Nichtregierungsökologische Organisationen werden von der Regierung von Montenegro überrascht, dass das Öl gut an der Montenegrin Küste Bohrungen in 15 Tagen beginnen sollte. Sie wiederholen, dass die Ölgewinnung keineswegs im Einklang mit Montenegros Verfassungsstatus als ökologischer und Schwellenländern steht.
Zenepa Lika von Ulcinqi, ein lebender Umweltaktivist, erzählt Radio Free Europe, dass dieses Projekt aus der Harmonie mit dem ökologischen Zustand ist.

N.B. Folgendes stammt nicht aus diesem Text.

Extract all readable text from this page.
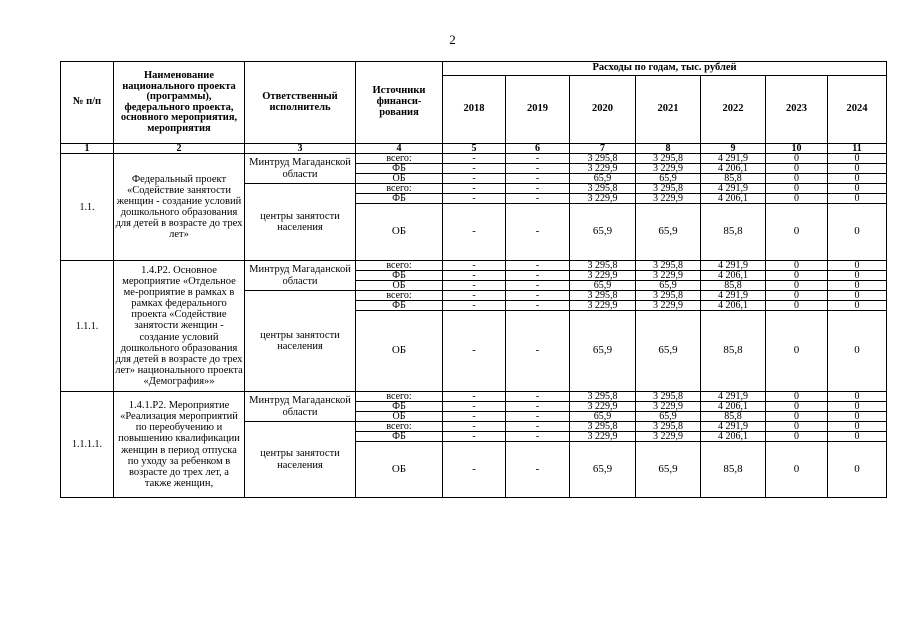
2
№ п/п	Наименование национального проекта (программы), федерального проекта, основного мероприятия, мероприятия	Ответственный исполнитель	Источники финанси-рования	Расходы по годам, тыс. рублей						
				2018	2019	2020	2021	2022	2023	2024
1	2	3	4	5	6	7	8	9	10	11
1.1.	Федеральный проект «Содействие занятости женщин - создание условий дошкольного образования для детей в возрасте до трех лет»	Минтруд Магаданской области	всего:	-	-	3 295,8	3 295,8	4 291,9	0	0
			ФБ	-	-	3 229,9	3 229,9	4 206,1	0	0
			ОБ	-	-	65,9	65,9	85,8	0	0
		центры занятости населения	всего:	-	-	3 295,8	3 295,8	4 291,9	0	0
			ФБ	-	-	3 229,9	3 229,9	4 206,1	0	0
			ОБ	-	-	65,9	65,9	85,8	0	0
1.1.1.	1.4.Р2. Основное мероприятие «Отдельное ме-роприятие в рамках в рамках федерального проекта «Содействие занятости женщин - создание условий дошкольного образования для детей в возрасте до трех лет» национального проекта «Демография»»	Минтруд Магаданской области	всего:	-	-	3 295,8	3 295,8	4 291,9	0	0
			ФБ	-	-	3 229,9	3 229,9	4 206,1	0	0
			ОБ	-	-	65,9	65,9	85,8	0	0
		центры занятости населения	всего:	-	-	3 295,8	3 295,8	4 291,9	0	0
			ФБ	-	-	3 229,9	3 229,9	4 206,1	0	0
			ОБ	-	-	65,9	65,9	85,8	0	0
1.1.1.1.	1.4.1.Р2. Мероприятие «Реализация мероприятий по переобучению и повышению квалификации женщин в период отпуска по уходу за ребенком в возрасте до трех лет, а также женщин,	Минтруд Магаданской области	всего:	-	-	3 295,8	3 295,8	4 291,9	0	0
			ФБ	-	-	3 229,9	3 229,9	4 206,1	0	0
			ОБ	-	-	65,9	65,9	85,8	0	0
		центры занятости населения	всего:	-	-	3 295,8	3 295,8	4 291,9	0	0
			ФБ	-	-	3 229,9	3 229,9	4 206,1	0	0
			ОБ	-	-	65,9	65,9	85,8	0	0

Ich bin mir bewusst, dass wir die Wirtschaft abwechslungsreich machen müssen, aber nicht auf Kosten einer begrenzten Ressource. Wir haben nicht genug Ufer, das Meer ist geschlossen, Kroatien hat in Tratorium für Öl gelegt, wie es Italien diesen Prozess überprüft. Die Europäische Union hat sich verpflichtet, bis 2050 neutral in Bezug auf das Klima zu sein, und wir haben es bereits gefunden, um Öl zu suchen, das Europa nicht akzeptiert”, Lika weist darauf hin.
Die Anlage, die ihre ersten Bohrungen unter dem Montenegrin Sea, Topaz Driller, durchführen wird, kam am 13. März nach Maltas fünftägigen Reise, wo die letzten Vorbereitungen für zukünftige Bohrungen durchgeführt wurden.
Die Besatzung, die früher angekommen war, wurde aufgrund der epidemiologischen Situation in Podgorica eingesperrt, so dass es bereit wäre, Topaz Driller pünktlich zu Bord.
Die Inspektion in dieser Arbeitsphase wird von der unabhängigen Prüffirma “ADC” durchgeführt, mit Sitz in Aberdeen, Großbritannien, die 30-jährige Erfahrung in der Inspektion von Bohrgeräten hat, die Montenegros Hydrocarbon Administration angekündigt.
Die für Bohrungen benötigten Ausrüstung befindet sich am Tivar Hafen.